El Sindicato Único de los Trabajadores de la Educación del Estado Miranda denunció públicamente la exclusión del personal obrero en la cancelación del Bono Especial Vacacional.
La directiva calificó la medida como “una injusta discriminación laboral” y expresó su preocupación por “la crítica situación socioeconómica que atraviesa el personal obrero del sector educativo”.
“¿Por qué la desigualdad e injusticia laboral?”, cuestionó la organización sindical al recordar que el beneficio ya fue depositado al personal del Ministerio de Educación y próximamente será cancelado a los docentes dependientes de la Gobernación y las alcaldías, dejando por fuera —de manera “arbitraria y discriminatoria”— a los obreros de educación de Miranda.

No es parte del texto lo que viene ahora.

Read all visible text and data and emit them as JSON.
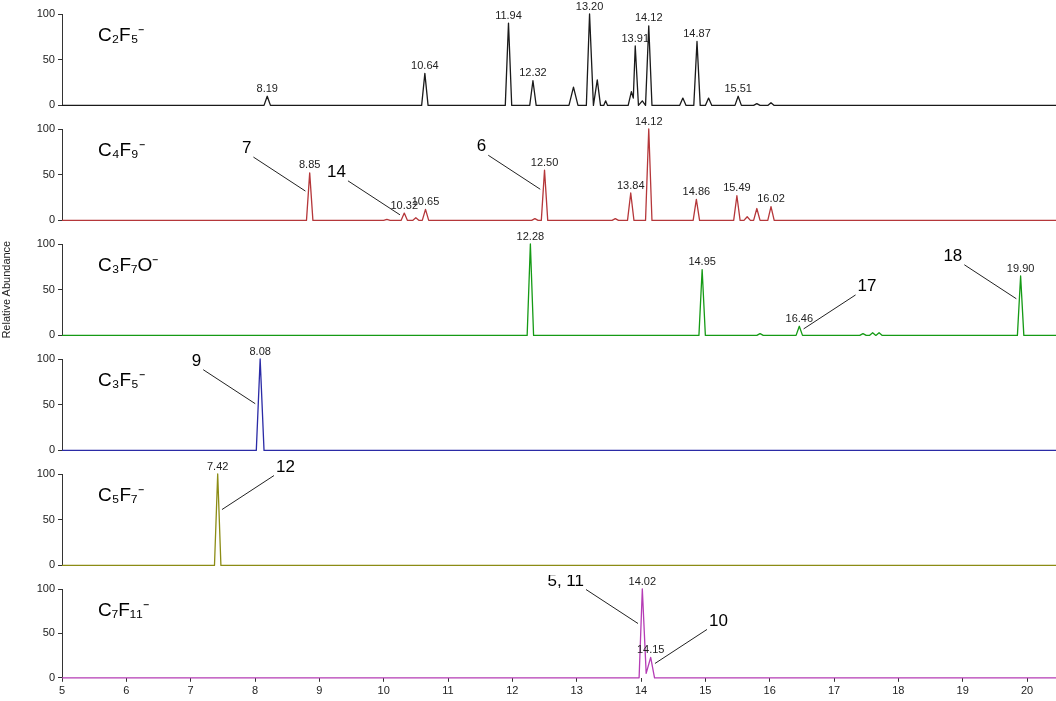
{
  "chart_data": [
    {
      "type": "line",
      "title": "C₂F₅⁻",
      "xlim": [
        5,
        20.45
      ],
      "ylim": [
        0,
        100
      ],
      "yticks": [
        0,
        50,
        100
      ],
      "tick_labels": "y",
      "annotations": [
        {
          "text": "8.19",
          "x": 8.19,
          "y": 10
        },
        {
          "text": "10.64",
          "x": 10.64,
          "y": 35
        },
        {
          "text": "11.94",
          "x": 11.94,
          "y": 90
        },
        {
          "text": "12.32",
          "x": 12.32,
          "y": 27
        },
        {
          "text": "13.20",
          "x": 13.2,
          "y": 100
        },
        {
          "text": "13.91",
          "x": 13.91,
          "y": 65
        },
        {
          "text": "14.12",
          "x": 14.12,
          "y": 87
        },
        {
          "text": "14.87",
          "x": 14.87,
          "y": 70
        },
        {
          "text": "15.51",
          "x": 15.51,
          "y": 10
        }
      ],
      "series": [
        {
          "color": "#1a1a1a",
          "x": [
            5,
            8.14,
            8.19,
            8.24,
            10.59,
            10.64,
            10.69,
            11.89,
            11.94,
            11.99,
            12.27,
            12.32,
            12.37,
            12.88,
            12.95,
            13.02,
            13.15,
            13.2,
            13.26,
            13.32,
            13.37,
            13.42,
            13.45,
            13.48,
            13.8,
            13.85,
            13.88,
            13.91,
            13.96,
            14.02,
            14.07,
            14.12,
            14.17,
            14.6,
            14.65,
            14.7,
            14.82,
            14.87,
            14.92,
            15,
            15.05,
            15.1,
            15.46,
            15.51,
            15.56,
            15.75,
            15.8,
            15.85,
            15.97,
            16.02,
            16.07,
            20.45
          ],
          "values": [
            0,
            0,
            10,
            0,
            0,
            35,
            0,
            0,
            90,
            0,
            0,
            27,
            0,
            0,
            20,
            0,
            0,
            100,
            0,
            28,
            0,
            0,
            5,
            0,
            0,
            15,
            8,
            65,
            0,
            5,
            0,
            87,
            0,
            0,
            8,
            0,
            0,
            70,
            0,
            0,
            8,
            0,
            0,
            10,
            0,
            0,
            2,
            0,
            0,
            3,
            0,
            0
          ]
        }
      ]
    },
    {
      "type": "line",
      "title": "C₄F₉⁻",
      "xlim": [
        5,
        20.45
      ],
      "ylim": [
        0,
        100
      ],
      "yticks": [
        0,
        50,
        100
      ],
      "tick_labels": "y",
      "annotations": [
        {
          "text": "8.85",
          "x": 8.85,
          "y": 52
        },
        {
          "text": "10.32",
          "x": 10.32,
          "y": 8
        },
        {
          "text": "10.65",
          "x": 10.65,
          "y": 12
        },
        {
          "text": "12.50",
          "x": 12.5,
          "y": 55
        },
        {
          "text": "13.84",
          "x": 13.84,
          "y": 30
        },
        {
          "text": "14.12",
          "x": 14.12,
          "y": 100
        },
        {
          "text": "14.86",
          "x": 14.86,
          "y": 23
        },
        {
          "text": "15.49",
          "x": 15.49,
          "y": 27
        },
        {
          "text": "16.02",
          "x": 16.02,
          "y": 15
        },
        {
          "text": "7",
          "x": 8.83,
          "y": 31
        },
        {
          "text": "14",
          "x": 10.3,
          "y": 5
        },
        {
          "text": "6",
          "x": 12.48,
          "y": 33
        }
      ],
      "series": [
        {
          "color": "#b5373a",
          "x": [
            5,
            8.8,
            8.85,
            8.9,
            10,
            10.05,
            10.1,
            10.27,
            10.32,
            10.37,
            10.45,
            10.5,
            10.55,
            10.6,
            10.65,
            10.7,
            12.3,
            12.35,
            12.4,
            12.45,
            12.5,
            12.55,
            13.55,
            13.6,
            13.65,
            13.79,
            13.84,
            13.89,
            14.07,
            14.12,
            14.17,
            14.81,
            14.86,
            14.91,
            15.44,
            15.49,
            15.54,
            15.6,
            15.65,
            15.7,
            15.75,
            15.8,
            15.85,
            15.97,
            16.02,
            16.07,
            20.45
          ],
          "values": [
            0,
            0,
            52,
            0,
            0,
            1,
            0,
            0,
            8,
            0,
            0,
            3,
            0,
            0,
            12,
            0,
            0,
            2,
            0,
            0,
            55,
            0,
            0,
            2,
            0,
            0,
            30,
            0,
            0,
            100,
            0,
            0,
            23,
            0,
            0,
            27,
            0,
            0,
            4,
            0,
            0,
            13,
            0,
            0,
            15,
            0,
            0
          ]
        }
      ]
    },
    {
      "type": "line",
      "title": "C₃F₇O⁻",
      "ylabel": "Relative Abundance",
      "xlim": [
        5,
        20.45
      ],
      "ylim": [
        0,
        100
      ],
      "yticks": [
        0,
        50,
        100
      ],
      "tick_labels": "y",
      "annotations": [
        {
          "text": "12.28",
          "x": 12.28,
          "y": 100
        },
        {
          "text": "14.95",
          "x": 14.95,
          "y": 72
        },
        {
          "text": "16.46",
          "x": 16.46,
          "y": 10
        },
        {
          "text": "19.90",
          "x": 19.9,
          "y": 65
        },
        {
          "text": "17",
          "x": 16.48,
          "y": 6
        },
        {
          "text": "18",
          "x": 19.88,
          "y": 39
        }
      ],
      "series": [
        {
          "color": "#159a15",
          "x": [
            5,
            12.23,
            12.28,
            12.33,
            14.9,
            14.95,
            15,
            15.8,
            15.85,
            15.9,
            16.41,
            16.46,
            16.51,
            17.4,
            17.45,
            17.5,
            17.55,
            17.6,
            17.65,
            17.7,
            17.75,
            19.85,
            19.9,
            19.95,
            20.45
          ],
          "values": [
            0,
            0,
            100,
            0,
            0,
            72,
            0,
            0,
            2,
            0,
            0,
            10,
            0,
            0,
            2,
            0,
            0,
            3,
            0,
            3,
            0,
            0,
            65,
            0,
            0
          ]
        }
      ]
    },
    {
      "type": "line",
      "title": "C₃F₅⁻",
      "xlim": [
        5,
        20.45
      ],
      "ylim": [
        0,
        100
      ],
      "yticks": [
        0,
        50,
        100
      ],
      "tick_labels": "y",
      "annotations": [
        {
          "text": "8.08",
          "x": 8.08,
          "y": 100
        },
        {
          "text": "9",
          "x": 8.05,
          "y": 50
        }
      ],
      "series": [
        {
          "color": "#2b2ba6",
          "x": [
            5,
            8.02,
            8.08,
            8.14,
            20.45
          ],
          "values": [
            0,
            0,
            100,
            0,
            0
          ]
        }
      ]
    },
    {
      "type": "line",
      "title": "C₅F₇⁻",
      "xlim": [
        5,
        20.45
      ],
      "ylim": [
        0,
        100
      ],
      "yticks": [
        0,
        50,
        100
      ],
      "tick_labels": "y",
      "annotations": [
        {
          "text": "7.42",
          "x": 7.42,
          "y": 100
        },
        {
          "text": "12",
          "x": 7.44,
          "y": 60
        }
      ],
      "series": [
        {
          "color": "#8c8c14",
          "x": [
            5,
            7.37,
            7.42,
            7.47,
            20.45
          ],
          "values": [
            0,
            0,
            100,
            0,
            0
          ]
        }
      ]
    },
    {
      "type": "line",
      "title": "C₇F₁₁⁻",
      "xlim": [
        5,
        20.45
      ],
      "ylim": [
        0,
        100
      ],
      "yticks": [
        0,
        50,
        100
      ],
      "xticks": [
        5,
        6,
        7,
        8,
        9,
        10,
        11,
        12,
        13,
        14,
        15,
        16,
        17,
        18,
        19,
        20
      ],
      "annotations": [
        {
          "text": "14.02",
          "x": 14.02,
          "y": 100
        },
        {
          "text": "14.15",
          "x": 14.15,
          "y": 23
        },
        {
          "text": "5, 11",
          "x": 14,
          "y": 60
        },
        {
          "text": "10",
          "x": 14.17,
          "y": 15
        }
      ],
      "series": [
        {
          "color": "#b53cb5",
          "x": [
            5,
            13.97,
            14.02,
            14.08,
            14.15,
            14.21,
            20.45
          ],
          "values": [
            0,
            0,
            100,
            5,
            23,
            0,
            0
          ]
        }
      ]
    }
  ]
}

El sindicato afirmó que esta exclusión vulnera el marco constitucional y laboral vigente. Citó el artículo 21 de la Constitución, que establece que “todas las personas son iguales ante la ley” y prohíbe cualquier tipo de discriminación, así como el artículo 89, que garantiza la progresividad e intangibilidad de los derechos laborales. También recordó los artículos 18, 19 y 20 de la Ley Orgánica del Trabajo, que consagran la igualdad de trato, la no discriminación y la irrenunciabilidad de los derechos de la clase trabajadora.
Ante esta situación, exigieron al Gobierno nacional, al Ministerio del Trabajo, a la Gobernación de Miranda, a la Dirección de Gestión Humana y a la Oficina Nacional de Presupuesto la “rectificación inmediata y el abono correspondiente del Bono Especial Vacacional a la totalidad del personal obrero de educación”. También pidieron el cese de cualquier trato diferenciado entre sectores de la administración pública.
“¡A igual condición y derecho vacacional, igual compensación económico-social! La clase obrera no es trabajadora de segunda categoría”, expresó la directiva sindical en su comunicado oficial.